Net effective rent refers to a circumstance where the landlord negotiates benefits given to the tenant in the form of rent concessions, tenant improvement allowances, signage rights, cancellation rights, or concessions on expenses for a specified period. Net effective rent is the total amount of net rent the tenant will pay over the term of the lease. For example, a lease may be negotiated at $2.50 per square foot all-in including (NNN) charges. The lessee negotiates 6 months of free rent on the 5-year lease. The months to which the free rent is applied may vary. Your net effective rent is recalculated to reflect that benefit.
Example: Calculate a 5 year lease amount, 5000 square feet at $2.50 base.
Rent without concessions $2.50 X 5000=$12,500 per month X 60 months = $750,000.

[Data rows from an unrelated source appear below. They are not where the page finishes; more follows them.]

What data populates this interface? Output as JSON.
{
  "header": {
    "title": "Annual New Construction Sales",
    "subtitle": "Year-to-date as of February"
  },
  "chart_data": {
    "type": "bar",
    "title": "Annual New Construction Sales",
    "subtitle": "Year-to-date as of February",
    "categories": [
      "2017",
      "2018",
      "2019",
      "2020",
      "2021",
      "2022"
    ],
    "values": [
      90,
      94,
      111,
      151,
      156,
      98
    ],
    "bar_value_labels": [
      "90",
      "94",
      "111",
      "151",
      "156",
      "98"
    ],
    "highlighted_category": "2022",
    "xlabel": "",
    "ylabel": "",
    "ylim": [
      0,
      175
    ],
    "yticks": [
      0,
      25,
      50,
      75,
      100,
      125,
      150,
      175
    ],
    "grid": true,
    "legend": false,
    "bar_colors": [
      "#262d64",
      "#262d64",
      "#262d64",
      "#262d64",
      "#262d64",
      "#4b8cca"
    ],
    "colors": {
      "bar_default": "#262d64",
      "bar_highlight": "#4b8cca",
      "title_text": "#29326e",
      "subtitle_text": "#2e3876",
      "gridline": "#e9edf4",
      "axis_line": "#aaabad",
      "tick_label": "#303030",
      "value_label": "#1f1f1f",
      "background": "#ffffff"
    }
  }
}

Rent with concessions (6 months free) $2.50 X 12,500 per months X 54 months = $675,000.
Note, a negotiated savings of $75,000 will be recalculated to reflect the net effective rent. $675,000 / 60 months will be $11,250 net effective rent.
Net effective cost per square foot is $11,250/ 5000= $2.25 per square foot.

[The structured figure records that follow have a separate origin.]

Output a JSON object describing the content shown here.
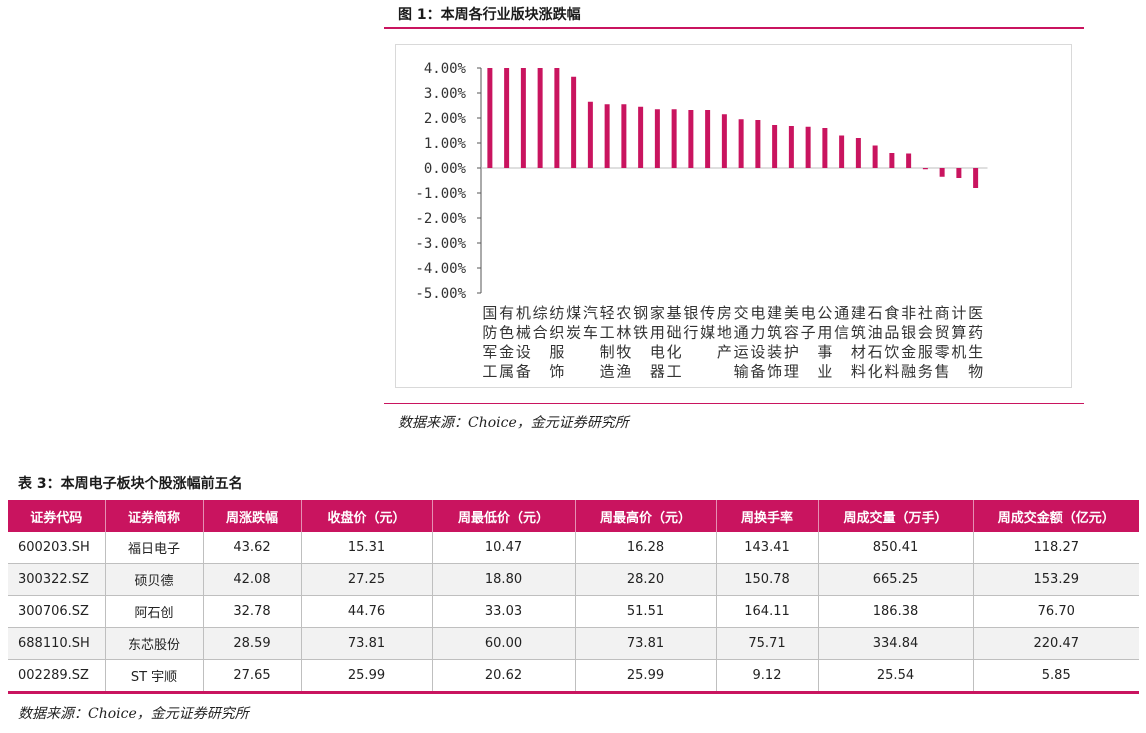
{
  "figure": {
    "title": "图 1：本周各行业版块涨跌幅",
    "source": "数据来源：Choice，金元证券研究所"
  },
  "chart_data": {
    "type": "bar",
    "title": "",
    "xlabel": "",
    "ylabel": "",
    "ylim": [
      -5,
      4
    ],
    "yticks": [
      "4.00%",
      "3.00%",
      "2.00%",
      "1.00%",
      "0.00%",
      "-1.00%",
      "-2.00%",
      "-3.00%",
      "-4.00%",
      "-5.00%"
    ],
    "bar_color": "#c9145f",
    "grid": false,
    "categories": [
      "国防军工",
      "有色金属",
      "机械设备",
      "综合",
      "纺织服饰",
      "煤炭",
      "汽车",
      "轻工制造",
      "农林牧渔",
      "钢铁",
      "家用电器",
      "基础化工",
      "银行",
      "传媒",
      "房地产",
      "交通运输",
      "电力设备",
      "建筑装饰",
      "美容护理",
      "电子",
      "公用事业",
      "通信",
      "建筑材料",
      "石油石化",
      "食品饮料",
      "非银金融",
      "社会服务",
      "商贸零售",
      "计算机",
      "医药生物"
    ],
    "labels": [
      [
        "国",
        "防",
        "军",
        "工"
      ],
      [
        "有",
        "色",
        "金",
        "属"
      ],
      [
        "机",
        "械",
        "设",
        "备"
      ],
      [
        "综",
        "合",
        "",
        ""
      ],
      [
        "纺",
        "织",
        "服",
        "饰"
      ],
      [
        "煤",
        "炭",
        "",
        ""
      ],
      [
        "汽",
        "车",
        "",
        ""
      ],
      [
        "轻",
        "工",
        "制",
        "造"
      ],
      [
        "农",
        "林",
        "牧",
        "渔"
      ],
      [
        "钢",
        "铁",
        "",
        ""
      ],
      [
        "家",
        "用",
        "电",
        "器"
      ],
      [
        "基",
        "础",
        "化",
        "工"
      ],
      [
        "银",
        "行",
        "",
        ""
      ],
      [
        "传",
        "媒",
        "",
        ""
      ],
      [
        "房",
        "地",
        "产",
        ""
      ],
      [
        "交",
        "通",
        "运",
        "输"
      ],
      [
        "电",
        "力",
        "设",
        "备"
      ],
      [
        "建",
        "筑",
        "装",
        "饰"
      ],
      [
        "美",
        "容",
        "护",
        "理"
      ],
      [
        "电",
        "子",
        "",
        ""
      ],
      [
        "公",
        "用",
        "事",
        "业"
      ],
      [
        "通",
        "信",
        "",
        ""
      ],
      [
        "建",
        "筑",
        "材",
        "料"
      ],
      [
        "石",
        "油",
        "石",
        "化"
      ],
      [
        "食",
        "品",
        "饮",
        "料"
      ],
      [
        "非",
        "银",
        "金",
        "融"
      ],
      [
        "社",
        "会",
        "服",
        "务"
      ],
      [
        "商",
        "贸",
        "零",
        "售"
      ],
      [
        "计",
        "算",
        "机",
        ""
      ],
      [
        "医",
        "药",
        "生",
        "物"
      ]
    ],
    "values": [
      4.0,
      4.0,
      4.0,
      4.0,
      4.0,
      3.65,
      2.65,
      2.55,
      2.55,
      2.45,
      2.35,
      2.35,
      2.32,
      2.32,
      2.15,
      1.95,
      1.92,
      1.72,
      1.68,
      1.65,
      1.6,
      1.3,
      1.2,
      0.9,
      0.6,
      0.58,
      -0.05,
      -0.35,
      -0.4,
      -0.8
    ]
  },
  "table": {
    "title": "表 3：本周电子板块个股涨幅前五名",
    "headers": [
      "证券代码",
      "证券简称",
      "周涨跌幅",
      "收盘价（元）",
      "周最低价（元）",
      "周最高价（元）",
      "周换手率",
      "周成交量（万手）",
      "周成交金额（亿元）"
    ],
    "rows": [
      [
        "600203.SH",
        "福日电子",
        "43.62",
        "15.31",
        "10.47",
        "16.28",
        "143.41",
        "850.41",
        "118.27"
      ],
      [
        "300322.SZ",
        "硕贝德",
        "42.08",
        "27.25",
        "18.80",
        "28.20",
        "150.78",
        "665.25",
        "153.29"
      ],
      [
        "300706.SZ",
        "阿石创",
        "32.78",
        "44.76",
        "33.03",
        "51.51",
        "164.11",
        "186.38",
        "76.70"
      ],
      [
        "688110.SH",
        "东芯股份",
        "28.59",
        "73.81",
        "60.00",
        "73.81",
        "75.71",
        "334.84",
        "220.47"
      ],
      [
        "002289.SZ",
        "ST 宇顺",
        "27.65",
        "25.99",
        "20.62",
        "25.99",
        "9.12",
        "25.54",
        "5.85"
      ]
    ],
    "source": "数据来源：Choice，金元证券研究所"
  }
}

The ratio of annual sales (gross revenue) to annual base rent is a benchmark that is customarily used. This is sometimes referred to as the occupancy cost ratio. The base is calculated as a percentage of the total gross sales. These ratios vary from 2% to 20% depending upon the type of business and the market area. Retailers generally target annual base rental amounts of no more than 5% – 10% of gross sales.

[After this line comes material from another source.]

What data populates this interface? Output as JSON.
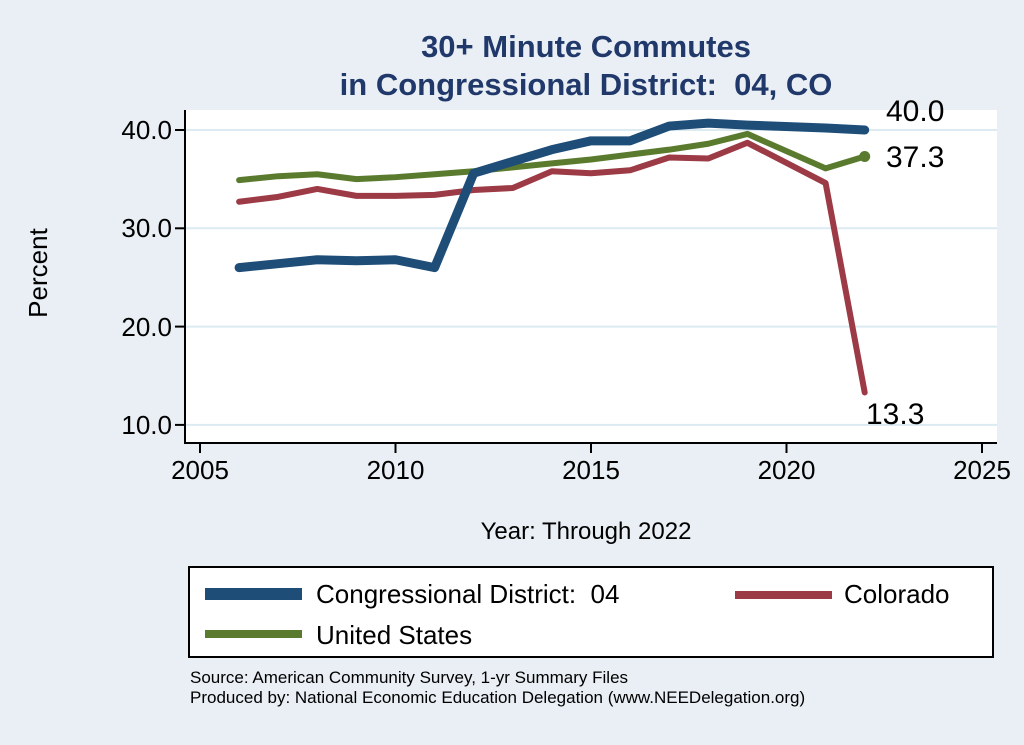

Forecasted gross sales of $1,000,000 for a year and a base rent of $10,000 per month, or $120,000 per year, the base rent ratio would be 10% ($10,000 X 12 months =$120,000/$1,000,000=12%)
In this case, you are spending 12% of gross revenue on rent. In most cases, there are additional charges for property taxes, property insurance, maintenance, and reserves for capital expenditures. It may make sense to calculate your formula using the “all-in” rental amount including the additional CAM charges.
If a business’s rent to revenue ratio is low, then it is better positioned to remain stable in the event of market fluctuations, additional competition, and negotiations for other space. If the ratios are higher than sales volume, the prices must be higher to offset.
I have used $2.50 per square foot monthly or $30 per annum as a norm.
Retail rents that exist in Manhattan, New York are high by comparison with annual rental rates ranging from $600 per square foot to $2,700 per square foot. Those markets have an excess vacancy with no optimism in sight. Some rents have been reduced as much as 40%. What a bargain reducing the rent from $2,700 to a mere $1620! For years Manhattan has been able to charge excessive square foot rents because of the prestige and high-volume characteristic. Other similar areas include Rodeo Drive, Los Angeles where the rents have been referred to as the second most expensive in the world. A national chain may calculate that they would be willing to lose money on the location because the placement of the store provides a much-needed prestige, and profits can be offset by other store locations.
Two underlying facts that are always glossed over; the middle class and even the upper middle class have been squeezed to the point that they have limited discretionary income to purchase goods from luxury retailers who mark up their products to offset the high rents. The second fact is that online purchases continue to accelerate as a percentage of the total which is currently at about 10% and increasing by the minute.